The same is true of accounting and tax, this is a field which is heavily based on rules, knowledge and principles. I recently parted company with my accountant, because we had one or two professional disagreements, but also because I realised that Chat GPT was answering my accounting queries very competently, not to mention instantaneously. It just didn’t make sense to pay his services anymore when I can pay $20 a month to Open IA for Chat GPT to do pretty much the same work, and maybe a couple of hundred pounds to an accountant to review and sign off some returns and filings. Just the other week I created a project folder in Chat GPT and uploaded last year’s accounts plus various reports from our accounting package. After a couple of clarifying questions Chat GPT had compiled my latest set of accounts, the entire process took less than an hour.
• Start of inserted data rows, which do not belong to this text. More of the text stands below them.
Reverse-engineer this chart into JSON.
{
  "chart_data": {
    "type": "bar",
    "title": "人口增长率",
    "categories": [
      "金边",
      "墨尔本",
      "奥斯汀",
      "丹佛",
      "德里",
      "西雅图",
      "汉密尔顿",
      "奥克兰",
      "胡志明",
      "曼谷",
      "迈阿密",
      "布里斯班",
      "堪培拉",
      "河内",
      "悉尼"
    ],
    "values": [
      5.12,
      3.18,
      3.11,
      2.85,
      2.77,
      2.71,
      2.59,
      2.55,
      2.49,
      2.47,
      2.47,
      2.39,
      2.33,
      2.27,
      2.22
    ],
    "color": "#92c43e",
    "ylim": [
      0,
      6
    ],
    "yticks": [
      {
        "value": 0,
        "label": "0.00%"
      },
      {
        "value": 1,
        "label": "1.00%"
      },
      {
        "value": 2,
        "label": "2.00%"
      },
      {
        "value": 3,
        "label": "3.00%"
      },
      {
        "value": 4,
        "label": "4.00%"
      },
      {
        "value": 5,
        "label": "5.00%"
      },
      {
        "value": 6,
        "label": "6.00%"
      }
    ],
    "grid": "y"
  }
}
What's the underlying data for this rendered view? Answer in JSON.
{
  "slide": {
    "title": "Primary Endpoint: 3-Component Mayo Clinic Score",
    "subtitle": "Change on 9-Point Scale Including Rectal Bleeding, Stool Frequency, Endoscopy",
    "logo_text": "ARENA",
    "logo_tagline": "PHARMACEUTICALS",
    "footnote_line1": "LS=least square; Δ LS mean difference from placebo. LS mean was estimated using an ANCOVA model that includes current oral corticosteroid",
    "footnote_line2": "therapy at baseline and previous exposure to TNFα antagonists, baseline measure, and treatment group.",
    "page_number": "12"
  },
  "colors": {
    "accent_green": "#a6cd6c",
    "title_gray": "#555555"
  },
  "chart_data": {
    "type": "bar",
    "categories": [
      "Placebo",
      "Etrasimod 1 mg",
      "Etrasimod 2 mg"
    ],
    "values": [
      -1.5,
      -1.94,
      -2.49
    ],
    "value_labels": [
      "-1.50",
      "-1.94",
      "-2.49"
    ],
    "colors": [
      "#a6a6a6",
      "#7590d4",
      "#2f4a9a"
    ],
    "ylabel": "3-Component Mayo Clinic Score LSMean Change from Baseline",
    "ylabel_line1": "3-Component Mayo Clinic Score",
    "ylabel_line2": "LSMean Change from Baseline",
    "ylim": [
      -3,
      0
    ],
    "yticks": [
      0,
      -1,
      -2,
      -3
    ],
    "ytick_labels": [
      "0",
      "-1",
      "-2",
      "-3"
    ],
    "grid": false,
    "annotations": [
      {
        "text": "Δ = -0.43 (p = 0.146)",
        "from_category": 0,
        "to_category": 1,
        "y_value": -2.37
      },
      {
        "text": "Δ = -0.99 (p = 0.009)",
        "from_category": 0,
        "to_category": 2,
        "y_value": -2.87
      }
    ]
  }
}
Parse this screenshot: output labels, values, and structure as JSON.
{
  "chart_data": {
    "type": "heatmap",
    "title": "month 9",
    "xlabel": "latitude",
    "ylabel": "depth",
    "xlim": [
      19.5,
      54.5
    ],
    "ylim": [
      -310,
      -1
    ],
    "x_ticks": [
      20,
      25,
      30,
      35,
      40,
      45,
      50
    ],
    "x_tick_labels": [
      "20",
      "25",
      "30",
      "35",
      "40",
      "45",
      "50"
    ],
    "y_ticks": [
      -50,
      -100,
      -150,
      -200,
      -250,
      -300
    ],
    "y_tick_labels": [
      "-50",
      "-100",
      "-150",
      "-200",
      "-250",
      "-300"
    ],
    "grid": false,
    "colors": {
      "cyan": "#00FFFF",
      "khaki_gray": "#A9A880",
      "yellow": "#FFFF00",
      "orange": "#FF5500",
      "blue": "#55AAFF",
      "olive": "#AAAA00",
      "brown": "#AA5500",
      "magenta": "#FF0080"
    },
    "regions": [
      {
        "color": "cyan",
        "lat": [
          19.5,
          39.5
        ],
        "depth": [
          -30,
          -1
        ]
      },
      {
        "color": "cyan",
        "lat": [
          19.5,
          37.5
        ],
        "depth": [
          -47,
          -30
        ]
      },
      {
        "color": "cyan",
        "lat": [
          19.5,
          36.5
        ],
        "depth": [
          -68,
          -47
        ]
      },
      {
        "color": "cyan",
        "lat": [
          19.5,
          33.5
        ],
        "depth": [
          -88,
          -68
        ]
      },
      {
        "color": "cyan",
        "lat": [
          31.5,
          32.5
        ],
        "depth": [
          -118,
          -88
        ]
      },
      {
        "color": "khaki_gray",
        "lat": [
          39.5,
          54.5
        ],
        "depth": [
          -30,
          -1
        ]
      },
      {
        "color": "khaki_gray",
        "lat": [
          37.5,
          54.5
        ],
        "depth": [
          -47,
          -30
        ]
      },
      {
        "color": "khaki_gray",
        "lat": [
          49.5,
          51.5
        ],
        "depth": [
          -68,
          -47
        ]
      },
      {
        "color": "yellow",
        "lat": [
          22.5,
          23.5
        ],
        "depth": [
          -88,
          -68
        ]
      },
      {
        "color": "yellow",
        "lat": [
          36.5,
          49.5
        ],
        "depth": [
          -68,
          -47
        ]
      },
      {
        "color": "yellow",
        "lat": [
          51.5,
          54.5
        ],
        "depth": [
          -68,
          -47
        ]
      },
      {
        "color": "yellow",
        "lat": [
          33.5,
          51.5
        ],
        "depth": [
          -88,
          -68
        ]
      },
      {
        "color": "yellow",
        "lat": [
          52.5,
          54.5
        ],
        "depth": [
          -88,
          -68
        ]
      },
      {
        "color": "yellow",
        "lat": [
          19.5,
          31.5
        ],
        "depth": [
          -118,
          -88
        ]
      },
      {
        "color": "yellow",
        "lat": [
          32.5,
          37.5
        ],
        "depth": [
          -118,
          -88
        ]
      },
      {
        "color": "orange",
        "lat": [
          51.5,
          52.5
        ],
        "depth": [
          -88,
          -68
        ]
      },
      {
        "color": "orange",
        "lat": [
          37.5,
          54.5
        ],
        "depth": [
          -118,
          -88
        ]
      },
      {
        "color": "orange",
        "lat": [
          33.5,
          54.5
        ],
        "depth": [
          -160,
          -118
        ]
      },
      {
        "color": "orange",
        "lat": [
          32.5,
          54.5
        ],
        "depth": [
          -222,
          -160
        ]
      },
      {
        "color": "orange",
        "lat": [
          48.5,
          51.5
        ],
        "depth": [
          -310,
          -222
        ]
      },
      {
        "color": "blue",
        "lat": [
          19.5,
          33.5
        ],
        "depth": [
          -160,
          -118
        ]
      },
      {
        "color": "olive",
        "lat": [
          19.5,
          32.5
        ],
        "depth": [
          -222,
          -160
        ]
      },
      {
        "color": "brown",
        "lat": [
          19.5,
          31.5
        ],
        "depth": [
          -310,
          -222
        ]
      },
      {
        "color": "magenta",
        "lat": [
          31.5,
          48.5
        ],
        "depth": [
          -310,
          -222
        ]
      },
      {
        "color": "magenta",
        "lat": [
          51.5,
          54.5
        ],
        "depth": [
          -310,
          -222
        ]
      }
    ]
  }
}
There will be some safer jobs of course – anything that relies on some kind of physical skill, I think you are more secure! Hairdressers, roofers, dancers, actors, physiotherapists, plumbers etc. At some point the robotics industry will catch up with AI, and we will have robots will human levels of dexterity and skill, but I think that is a way off, which means workers in these jobs are safer for a lot longer than the average lawyer or software engineer.
But the direction of travel is irrefutable, and at some point humans are going to run out of jobs. Since the dawn of time, mankind has been replacing itself with technology and machinery. We used to harvest crops manually, then combine harvesters were invented, we used to weave textiles by hand and then looms were invested, we used to have cashiers in banks, and then ATMs were invested. Every time we have automated a job we have shifted right and done something else, and usually something else more sophisticated that makes greater use of the human ingenuity and brain. But what if we are running out of space on the right? There will come a point where there is no field left where humans are better than machines and technology. Because when we reach that point there is no point in the human doing the job anymore, we may aswell just let the machines crack on.